AOS COLEGAS MÚSICOS DA FUNDAÇÃO CLÓVIS SALGADO

No início de 2018 o Sindicato dos Músicos de MG foi procurado pelos músicos contratados da Orquestra Sinfônica e Coral Lírico de Minas Gerais com algumas reclamações de ordem trabalhista, a saber:

1 Atrasos constantes nos pagamentos

2 Falta de garantias mínimas trabalhistas

3 Falta de isonomia salarial com os funcionários estáveis, embora o serviço seja rigorosamente o mesmo.
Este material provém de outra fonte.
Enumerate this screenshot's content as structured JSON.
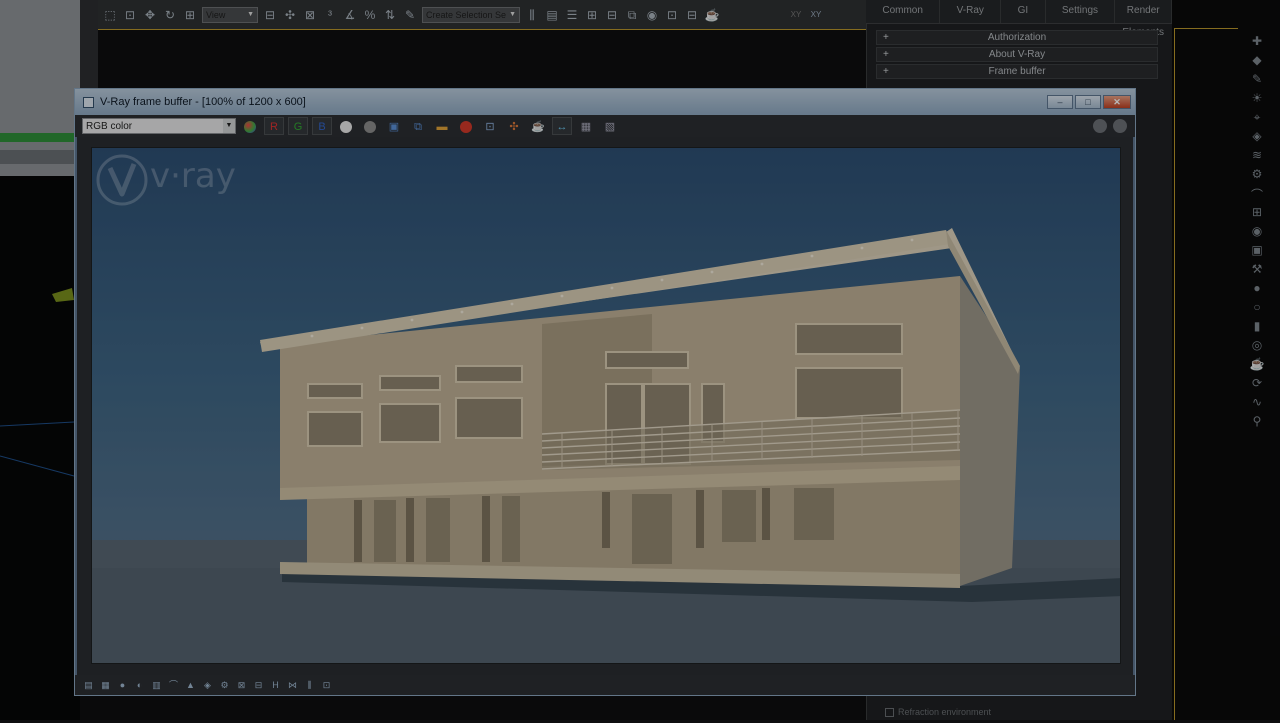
{
  "max_toolbar": {
    "view_dropdown": "View",
    "selection_set_placeholder": "Create Selection Se",
    "xy_labels": [
      "XY",
      "XY"
    ]
  },
  "render_setup": {
    "tabs": [
      "Common",
      "V-Ray",
      "GI",
      "Settings",
      "Render Elements"
    ],
    "rollouts": [
      "Authorization",
      "About V-Ray",
      "Frame buffer"
    ],
    "refraction_label": "Refraction environment"
  },
  "frame_buffer": {
    "title": "V-Ray frame buffer - [100% of 1200 x 600]",
    "channel": "RGB color",
    "channel_buttons": [
      "R",
      "G",
      "B"
    ],
    "window_buttons": {
      "minimize": "–",
      "maximize": "□",
      "close": "✕"
    },
    "logo_text": "v·ray"
  },
  "colors": {
    "accent": "#b9962c",
    "titlebar": "#a6bdd3",
    "sky": "#3f6685",
    "building": "#c8b89a"
  }
}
Devemos salientar que, ao sermos procurados por músicos que têm uma reclamação trabalhista somos OBRIGADOS a representá-los.
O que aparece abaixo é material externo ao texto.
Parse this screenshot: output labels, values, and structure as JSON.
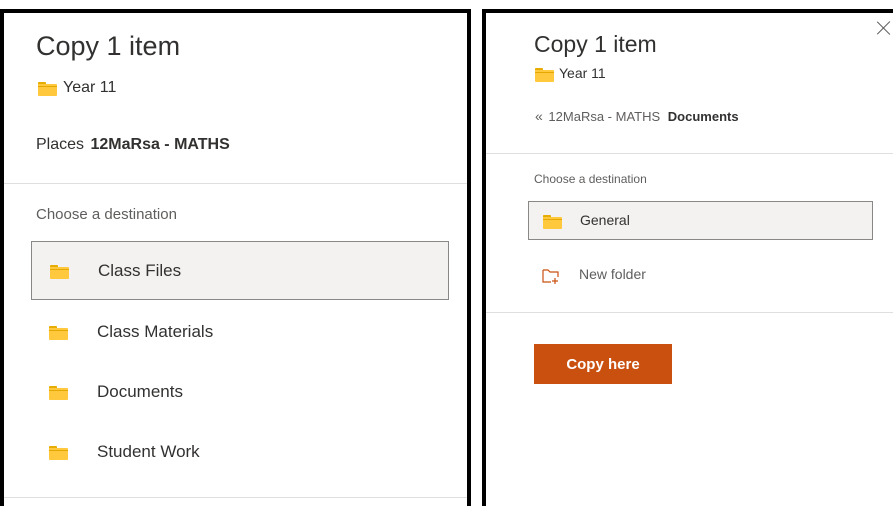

Ao constatar-se irregularidades contratuais o Sindicato tem de exigir do contratante que as regularize.

Para isso procuramos ao Governo do Estado, FCS e APPA na busca de uma solução negociada para o problema. Por determinação do então Secretário de Planejamento e Gestão, foi criado um grupo de trabalho com presença do Sindicato, FCS, APPA e SEPLAG, tendo sido realizadas diversas reuniões nas quais propusemos formas diferentes de contratação: RPA, Nota Contratual, CLT ou o próprio MEI, desde que com garantias mínimas de estabilidade e isonomia salarial.

Não obtivemos sucesso. Por conseguinte, ainda nos encontramos na expectativa de um acordo.
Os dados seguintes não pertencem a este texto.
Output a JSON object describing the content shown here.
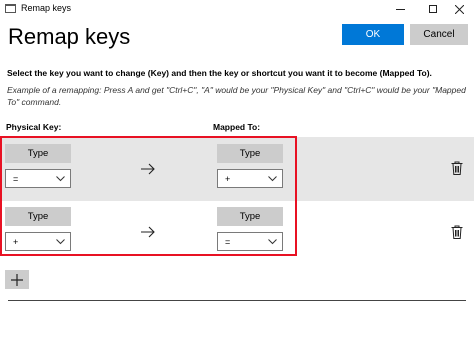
{
  "window": {
    "title": "Remap keys"
  },
  "header": {
    "title": "Remap keys",
    "ok_label": "OK",
    "cancel_label": "Cancel"
  },
  "instructions": {
    "main": "Select the key you want to change (Key) and then the key or shortcut you want it to become (Mapped To).",
    "example": "Example of a remapping: Press A and get \"Ctrl+C\", \"A\" would be your \"Physical Key\" and \"Ctrl+C\" would be your \"Mapped To\" command."
  },
  "columns": {
    "physical": "Physical Key:",
    "mapped": "Mapped To:"
  },
  "rows": [
    {
      "physical_type_label": "Type",
      "physical_value": "=",
      "mapped_type_label": "Type",
      "mapped_value": "+"
    },
    {
      "physical_type_label": "Type",
      "physical_value": "+",
      "mapped_type_label": "Type",
      "mapped_value": "="
    }
  ],
  "icons": {
    "app": "keyboard-icon",
    "arrow": "arrow-right-icon",
    "delete": "trash-icon",
    "add": "plus-icon",
    "dropdown": "chevron-down-icon"
  },
  "colors": {
    "accent": "#0078d7",
    "highlight_border": "#e81123",
    "row_alt": "#e6e6e6",
    "button_gray": "#cccccc"
  }
}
Na visão do Sindicato é dever do Estado prover a FCS de recursos para a boa gestão dos Corpos Artísticos dessa importantíssima instituição, no intuito de oferecer à sociedade mineira um serviço de qualidade na área cultural, como tem acontecido há mais de quarenta anos.

Para tanto, a realização de concurso público para preenchimento dos cargos vagos da Orquestra e Coral é a maneira correta de lidar com o problema. Na eventual impossibilidade de realização de concurso, o Sindicato não pode se furtar à sua obrigação de lutar por contratos temporários que sejam dignos e dentro da legislação vigente.

No mais estaremos sempre à disposição dos músicos da Orquestra e Coral Lírico de Mina Gerais como de qualquer outro, a qualquer tempo.